Board of Supervisors
Kim Brooks
Express Editor

     The Jones County Supervisors met with representatives from EIRUSS (Eastern Iowa Regional Utility Service Systems) during their Sept. 29 board meeting. The purpose of the discussion centered on the financial status of both the Fairview wastewater system and the Center Junction water and wastewater systems.

     Matt Specht and Mark Schneider from EIRUSS were both present to field questions from the supervisors and update them on both systems.

     “Both Jones County systems continues to lose money,” said Specht.

     EIRUSS is seeking suggestions or assistance from Jones County “to help dig us out of the negative trend.”

     Specht said they do not want to have to raise rates again to help cover their losses.

     “We don’t feel we can raise rates again to get us through this,” he said.

     EIRUSS has reached out to Sen. Chuck Grassley’s office regarding the USDA funding the Fairview project received early on. Specht said there has been no help on this front.

     “There are a lot of issues with the Fairview system,” he added. “The pumps are not the greatest quality.”

     Both Specht and Schneider said the issues are not problems caused by the users of the system, but rather the equipment.

     While EIRUSS received a 40-year USDA fix-loan to fund the project, the equipment is owned and maintained by EIRUSS.

     Supervisor Wayne Manternach asked whether the USDA was contacted regarding the failed equipment.

     “Yes, and we’ve received no answer, no help,” said Schneider. “Our only option is to extend our loan, but that won’t change the interest rates.”

     Supervisor Lloyd Eaken, who sits on the EIRUSS board, contacted Sen. Grassley and Sen. Joni Ernst regarding the situation. He said he received the same answer as provided by the USDA.

     “There’s nothing they could do,” Eaken said. “And I contacted them as both a user (of the Fairview system) and a member of board of supervisors and EIRUSS.”

     Schneider explained that when the USDA funds a project like this, it is the USDA that determines a reasonable rate users should pay per month, as well as determining operation and maintenance costs.

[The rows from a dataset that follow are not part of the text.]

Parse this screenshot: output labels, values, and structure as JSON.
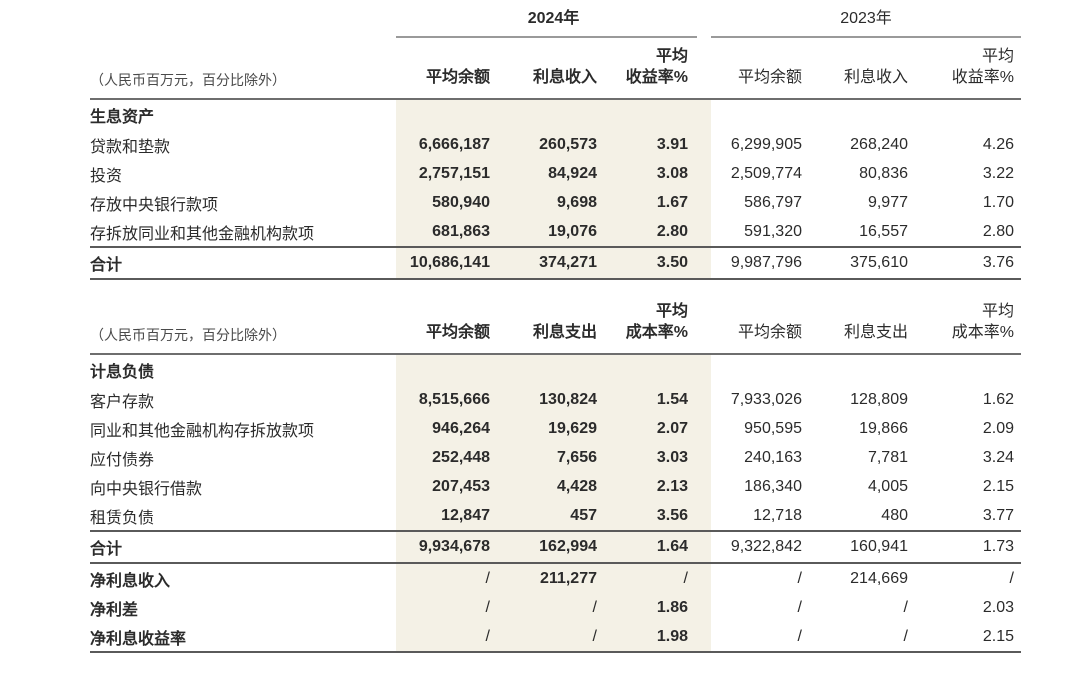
{
  "note_label": "（人民币百万元，百分比除外）",
  "colors": {
    "highlight": "#f4f1e6"
  },
  "table1": {
    "year_2024": "2024年",
    "year_2023": "2023年",
    "headers": {
      "avg_balance": "平均余额",
      "interest": "利息收入",
      "rate_line1": "平均",
      "rate_line2": "收益率%"
    },
    "section_label": "生息资产",
    "rows": [
      {
        "label": "贷款和垫款",
        "y2024": [
          "6,666,187",
          "260,573",
          "3.91"
        ],
        "y2023": [
          "6,299,905",
          "268,240",
          "4.26"
        ]
      },
      {
        "label": "投资",
        "y2024": [
          "2,757,151",
          "84,924",
          "3.08"
        ],
        "y2023": [
          "2,509,774",
          "80,836",
          "3.22"
        ]
      },
      {
        "label": "存放中央银行款项",
        "y2024": [
          "580,940",
          "9,698",
          "1.67"
        ],
        "y2023": [
          "586,797",
          "9,977",
          "1.70"
        ]
      },
      {
        "label": "存拆放同业和其他金融机构款项",
        "y2024": [
          "681,863",
          "19,076",
          "2.80"
        ],
        "y2023": [
          "591,320",
          "16,557",
          "2.80"
        ]
      }
    ],
    "total": {
      "label": "合计",
      "y2024": [
        "10,686,141",
        "374,271",
        "3.50"
      ],
      "y2023": [
        "9,987,796",
        "375,610",
        "3.76"
      ]
    }
  },
  "table2": {
    "headers": {
      "avg_balance": "平均余额",
      "interest": "利息支出",
      "rate_line1": "平均",
      "rate_line2": "成本率%"
    },
    "section_label": "计息负债",
    "rows": [
      {
        "label": "客户存款",
        "y2024": [
          "8,515,666",
          "130,824",
          "1.54"
        ],
        "y2023": [
          "7,933,026",
          "128,809",
          "1.62"
        ]
      },
      {
        "label": "同业和其他金融机构存拆放款项",
        "y2024": [
          "946,264",
          "19,629",
          "2.07"
        ],
        "y2023": [
          "950,595",
          "19,866",
          "2.09"
        ]
      },
      {
        "label": "应付债券",
        "y2024": [
          "252,448",
          "7,656",
          "3.03"
        ],
        "y2023": [
          "240,163",
          "7,781",
          "3.24"
        ]
      },
      {
        "label": "向中央银行借款",
        "y2024": [
          "207,453",
          "4,428",
          "2.13"
        ],
        "y2023": [
          "186,340",
          "4,005",
          "2.15"
        ]
      },
      {
        "label": "租赁负债",
        "y2024": [
          "12,847",
          "457",
          "3.56"
        ],
        "y2023": [
          "12,718",
          "480",
          "3.77"
        ]
      }
    ],
    "total": {
      "label": "合计",
      "y2024": [
        "9,934,678",
        "162,994",
        "1.64"
      ],
      "y2023": [
        "9,322,842",
        "160,941",
        "1.73"
      ]
    },
    "summary": [
      {
        "label": "净利息收入",
        "y2024": [
          "/",
          "211,277",
          "/"
        ],
        "y2023": [
          "/",
          "214,669",
          "/"
        ]
      },
      {
        "label": "净利差",
        "y2024": [
          "/",
          "/",
          "1.86"
        ],
        "y2023": [
          "/",
          "/",
          "2.03"
        ]
      },
      {
        "label": "净利息收益率",
        "y2024": [
          "/",
          "/",
          "1.98"
        ],
        "y2023": [
          "/",
          "/",
          "2.15"
        ]
      }
    ]
  }
}
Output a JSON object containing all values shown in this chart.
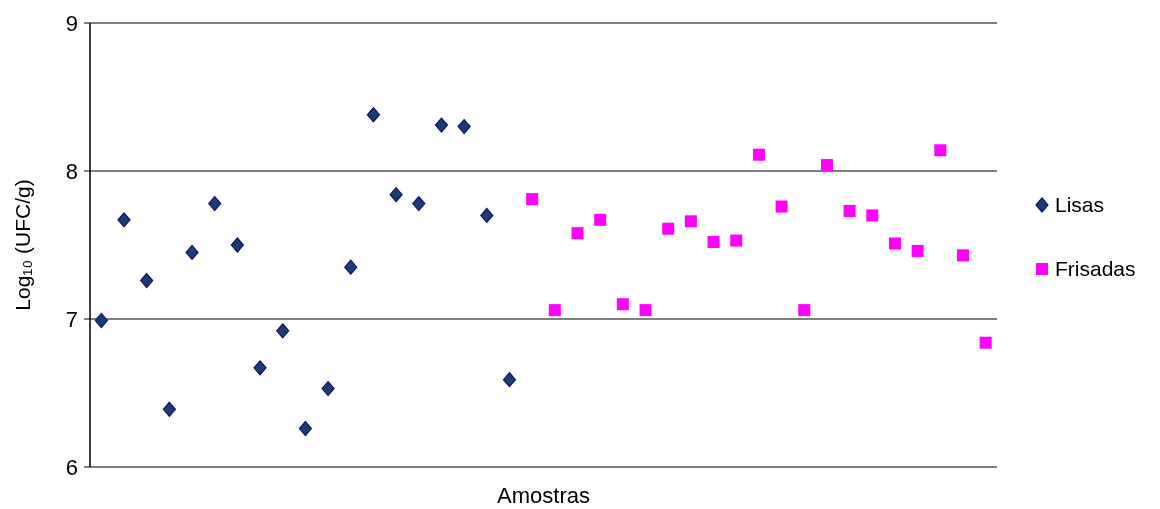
{
  "chart_data": {
    "type": "scatter",
    "xlabel": "Amostras",
    "ylabel": "Log₁₀ (UFC/g)",
    "categories": [
      null,
      null,
      null,
      null,
      null,
      null,
      null,
      null,
      null,
      null,
      null,
      null,
      null,
      null,
      null,
      null,
      null,
      null,
      null,
      null,
      null,
      null,
      null,
      null,
      null,
      null,
      null,
      null,
      null,
      null,
      null,
      null,
      null,
      null,
      null,
      null,
      null,
      null,
      null,
      null
    ],
    "ylim": [
      6,
      9
    ],
    "yticks": [
      6,
      7,
      8,
      9
    ],
    "grid": "y",
    "legend": "right",
    "series": [
      {
        "name": "Lisas",
        "color": "#1f3a6e",
        "marker": "diamond",
        "values": [
          6.99,
          7.67,
          7.26,
          6.39,
          7.45,
          7.78,
          7.5,
          6.67,
          6.92,
          6.26,
          6.53,
          7.35,
          8.38,
          7.84,
          7.78,
          8.31,
          8.3,
          7.7,
          6.59,
          null,
          null,
          null,
          null,
          null,
          null,
          null,
          null,
          null,
          null,
          null,
          null,
          null,
          null,
          null,
          null,
          null,
          null,
          null,
          null,
          null
        ]
      },
      {
        "name": "Frisadas",
        "color": "#ff00ff",
        "marker": "square",
        "values": [
          null,
          null,
          null,
          null,
          null,
          null,
          null,
          null,
          null,
          null,
          null,
          null,
          null,
          null,
          null,
          null,
          null,
          null,
          null,
          7.81,
          7.06,
          7.58,
          7.67,
          7.1,
          7.06,
          7.61,
          7.66,
          7.52,
          7.53,
          8.11,
          7.76,
          7.06,
          8.04,
          7.73,
          7.7,
          7.51,
          7.46,
          8.14,
          7.43,
          6.84
        ]
      }
    ]
  }
}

     “We were told the pumps meet the specs at a 20-year life,” noted Schneider. “But they’re only lasting a couple of years (before they have to be replaced again). So we’ve raised user rates to cover the cost to replace the pumps so often. And now we can’t keep up with it.”

     “We don’t feel we can put much more on the residents out there,” added Specht. “We need assistance getting us going in the right direction.”

     The board informed Specht and Schneider that the time to request county funding is during their budget season in early 2021.

     Supervisor Wayne Manternach asked whether the USDA was privy to the costs associated with the Fairview system.

     “They get our financials and audit every year,” answered Schneider.

     EIRUSS has 68 users on both the Fairview and Center Junction system.

     To assist EIRUSS, the board approved a Privacy Release Authorization Form for Rep. Abby Finkenaur to investigate the USDA funding of the Fairview sanitary sewer system.